Corruption - Its Cause and Cure

There was a full dress debate in the Constituent Assembly on its legislative capacity on the need for putting down corruption in the public services. It was admitted on all hands that corruption existed on a large scale and that must be checked. The Home Minister Sardar Vallabhbhai Patel frankly acknowledged that there was corruption and that Government wish it to be eradicated. But he cautioned the Assembly against adopting remedies which will make the disease worse. The introduction of a system of espionage is such a measure. Forty percent of the nearly 1500 cases investigated were not prosecuted, and of those prosecuted, about forty percent resulted in conviction. It is not safe to say that all the cases not prosecuted, should not have been investigated or that the person in the cases convicted were the worst offenders. But the vice of the system is in creating uncertainty and anxiety in the minds of all men in the services, which is not conducive to honest and efficient discharge of duty. Besides, investigating staff itself may be open to corruption; for the moment, espionage may be the only course open to put down corruption or rather to remind corrupt officials of the risks to which they expose themselves. But permanent remedy it is certainly worse than corruption.
The only completely effective means of avoiding corruption is a high sense of personal honour and public duty among officials. The creation of such qualities is helped by payment to officials of salaries which put them above reasonable wants. Mere increase of emoluments will not bring about purity. It may only increase the amount paid as bribes. Even on low scales of pay officials in the German Reich were acknowledged to be as incorruptible as civil servants in Britain. The civil servants pay even in Britain is less than what an ambitious man can earn in grade or commerce or as a cinema star. Public servants must be free of the profit motive. At the same time, unduly low salaries promote corruption. Edmund Burke wisely observed that to demand heroic virtues from the mass of men, ends in corruption. Low salaries have to be compensated by allowances perquisites and other extras or officials are likely to use their power to eke out their income by corruption or extortion.

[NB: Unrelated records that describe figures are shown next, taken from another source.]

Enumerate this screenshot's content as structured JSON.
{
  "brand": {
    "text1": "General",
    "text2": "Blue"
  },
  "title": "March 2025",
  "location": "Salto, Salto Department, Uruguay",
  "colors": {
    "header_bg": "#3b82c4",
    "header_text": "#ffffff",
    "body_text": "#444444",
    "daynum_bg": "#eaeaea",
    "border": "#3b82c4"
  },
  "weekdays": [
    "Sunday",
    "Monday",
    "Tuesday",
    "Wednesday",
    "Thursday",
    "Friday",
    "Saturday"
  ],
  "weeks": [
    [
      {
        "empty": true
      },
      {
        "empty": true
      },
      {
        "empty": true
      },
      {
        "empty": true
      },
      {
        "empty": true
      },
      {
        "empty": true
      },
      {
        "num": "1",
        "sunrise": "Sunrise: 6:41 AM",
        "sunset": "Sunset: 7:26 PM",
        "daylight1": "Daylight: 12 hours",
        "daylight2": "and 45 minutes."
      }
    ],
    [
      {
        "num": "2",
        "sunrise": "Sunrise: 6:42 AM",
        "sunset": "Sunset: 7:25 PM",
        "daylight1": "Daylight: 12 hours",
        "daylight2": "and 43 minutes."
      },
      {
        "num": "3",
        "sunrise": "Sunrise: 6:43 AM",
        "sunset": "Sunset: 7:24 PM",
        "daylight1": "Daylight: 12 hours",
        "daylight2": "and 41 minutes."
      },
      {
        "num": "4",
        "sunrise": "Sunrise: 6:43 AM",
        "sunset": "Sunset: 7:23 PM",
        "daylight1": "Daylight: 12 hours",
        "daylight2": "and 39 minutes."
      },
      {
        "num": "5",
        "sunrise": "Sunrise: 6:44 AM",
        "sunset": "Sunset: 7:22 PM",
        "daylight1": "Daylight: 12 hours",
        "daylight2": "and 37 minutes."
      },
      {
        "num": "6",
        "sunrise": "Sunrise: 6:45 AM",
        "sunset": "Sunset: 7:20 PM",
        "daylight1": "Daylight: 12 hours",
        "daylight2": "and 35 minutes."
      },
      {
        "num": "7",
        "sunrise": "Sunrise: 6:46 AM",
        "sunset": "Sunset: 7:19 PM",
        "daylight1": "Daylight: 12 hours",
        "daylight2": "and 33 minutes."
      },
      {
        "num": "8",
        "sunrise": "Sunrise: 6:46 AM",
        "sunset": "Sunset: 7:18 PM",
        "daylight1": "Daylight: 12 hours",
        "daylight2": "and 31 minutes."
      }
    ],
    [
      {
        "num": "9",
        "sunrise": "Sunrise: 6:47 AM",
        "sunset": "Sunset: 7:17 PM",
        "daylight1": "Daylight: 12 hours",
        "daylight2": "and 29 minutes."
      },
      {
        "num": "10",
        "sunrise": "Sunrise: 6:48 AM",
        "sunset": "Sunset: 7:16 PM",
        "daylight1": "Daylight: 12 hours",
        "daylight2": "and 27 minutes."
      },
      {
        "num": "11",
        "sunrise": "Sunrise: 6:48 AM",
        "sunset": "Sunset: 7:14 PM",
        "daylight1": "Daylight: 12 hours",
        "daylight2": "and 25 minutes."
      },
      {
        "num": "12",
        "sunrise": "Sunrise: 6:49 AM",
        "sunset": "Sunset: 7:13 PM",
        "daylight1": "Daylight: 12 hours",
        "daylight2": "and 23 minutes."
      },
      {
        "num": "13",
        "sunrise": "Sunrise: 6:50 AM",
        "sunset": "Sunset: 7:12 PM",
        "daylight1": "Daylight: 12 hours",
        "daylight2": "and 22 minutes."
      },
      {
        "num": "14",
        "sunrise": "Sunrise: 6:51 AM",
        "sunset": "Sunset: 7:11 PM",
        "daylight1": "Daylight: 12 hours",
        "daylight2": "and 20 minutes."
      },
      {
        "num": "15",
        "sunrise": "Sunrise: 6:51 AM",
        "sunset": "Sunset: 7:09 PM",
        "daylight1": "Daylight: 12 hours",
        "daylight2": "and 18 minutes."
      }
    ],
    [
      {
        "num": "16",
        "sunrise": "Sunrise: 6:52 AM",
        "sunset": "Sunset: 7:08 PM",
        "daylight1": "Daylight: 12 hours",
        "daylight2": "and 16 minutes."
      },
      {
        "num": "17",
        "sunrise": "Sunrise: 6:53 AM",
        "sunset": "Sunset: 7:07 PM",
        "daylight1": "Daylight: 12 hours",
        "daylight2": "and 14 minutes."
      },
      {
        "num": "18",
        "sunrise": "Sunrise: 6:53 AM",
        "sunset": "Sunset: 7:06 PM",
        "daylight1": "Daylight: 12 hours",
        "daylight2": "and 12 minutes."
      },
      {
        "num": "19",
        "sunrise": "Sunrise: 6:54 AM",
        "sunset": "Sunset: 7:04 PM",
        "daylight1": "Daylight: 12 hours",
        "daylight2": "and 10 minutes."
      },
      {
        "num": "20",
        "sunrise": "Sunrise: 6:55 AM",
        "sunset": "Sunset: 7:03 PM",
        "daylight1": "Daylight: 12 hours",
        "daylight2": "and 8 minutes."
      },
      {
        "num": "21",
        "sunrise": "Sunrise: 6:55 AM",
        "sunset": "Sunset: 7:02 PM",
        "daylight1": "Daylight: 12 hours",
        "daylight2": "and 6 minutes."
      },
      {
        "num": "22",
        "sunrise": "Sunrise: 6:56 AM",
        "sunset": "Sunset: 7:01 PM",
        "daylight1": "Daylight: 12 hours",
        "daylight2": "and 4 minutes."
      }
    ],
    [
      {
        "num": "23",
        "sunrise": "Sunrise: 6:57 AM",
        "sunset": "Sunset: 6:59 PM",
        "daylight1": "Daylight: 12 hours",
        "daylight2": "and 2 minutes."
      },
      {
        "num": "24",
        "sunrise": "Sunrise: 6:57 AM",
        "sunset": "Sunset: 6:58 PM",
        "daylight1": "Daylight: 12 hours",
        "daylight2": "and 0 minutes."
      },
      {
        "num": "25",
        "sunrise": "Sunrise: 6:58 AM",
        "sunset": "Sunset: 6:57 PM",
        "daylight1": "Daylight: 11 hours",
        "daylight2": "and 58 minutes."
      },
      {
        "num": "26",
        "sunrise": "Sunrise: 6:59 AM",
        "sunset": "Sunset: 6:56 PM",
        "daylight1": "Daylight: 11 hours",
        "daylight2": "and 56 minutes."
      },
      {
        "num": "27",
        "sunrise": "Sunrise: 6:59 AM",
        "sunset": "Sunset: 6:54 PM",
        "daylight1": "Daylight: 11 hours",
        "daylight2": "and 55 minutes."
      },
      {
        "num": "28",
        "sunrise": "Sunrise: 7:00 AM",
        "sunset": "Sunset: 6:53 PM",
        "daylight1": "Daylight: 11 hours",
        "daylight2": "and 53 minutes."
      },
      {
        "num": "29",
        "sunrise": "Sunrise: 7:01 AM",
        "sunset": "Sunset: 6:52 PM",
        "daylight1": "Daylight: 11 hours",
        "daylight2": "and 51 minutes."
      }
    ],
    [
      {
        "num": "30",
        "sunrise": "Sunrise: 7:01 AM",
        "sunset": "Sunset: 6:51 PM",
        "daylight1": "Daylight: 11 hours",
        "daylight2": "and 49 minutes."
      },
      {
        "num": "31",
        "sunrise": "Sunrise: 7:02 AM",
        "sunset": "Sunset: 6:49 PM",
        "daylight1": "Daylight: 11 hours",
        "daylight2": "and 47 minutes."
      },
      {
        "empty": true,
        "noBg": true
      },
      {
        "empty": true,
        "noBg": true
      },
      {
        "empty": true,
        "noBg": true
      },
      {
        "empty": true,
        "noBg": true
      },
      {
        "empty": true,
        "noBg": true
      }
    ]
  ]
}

The debate mostly turned on the corruption of officials. But the distressing feature of the present situation is the minister themselves often fall under the imputation. The public at the moment are more concerned about ministerial corruption than the corruption of permanent officials. One reason for this is the absurdly low salaries paid to ministers. These have to be supplemented by allowances for house rent, motor cars, and frequent movements from place to place which have become ministerial disease where a letter or telegram would be suffice in the old order, it is now thought only a person visit often by air, would do. A consolidated salary of reasonable proportion, with no allowances, travelling or other, would be a good remedy. But a worse cause, is the selection of Ministers not for merit but for caste or community. Men who are chosen for high office because they belong to a class are seldom the best type of men in that class. These men feel themselves safe from criticism or dismissal because they can easily make out that they are the victims of the prejudice against their particular class, whether it actually exists or not. The minority representative, therefore, enjoys a certain amount of immunity in wrongdoing. Until we get rid of this vicious system of having to provide for classes and communities, we cannot ensure perfect incorruptibility. Above all the men and women who lead or ought to lead should set to example of real and not ostentatious simplicity in their own personal lives.
Corruption it should be added is of various kinds. Bribery by payment of cash is the crudest and most easily detected form. There are many more insidious kinds which ramify in so many directions that it is practically impossible to detect them. These are the most dangerous forms. Espionage is powerless except as a means of blackmail against them.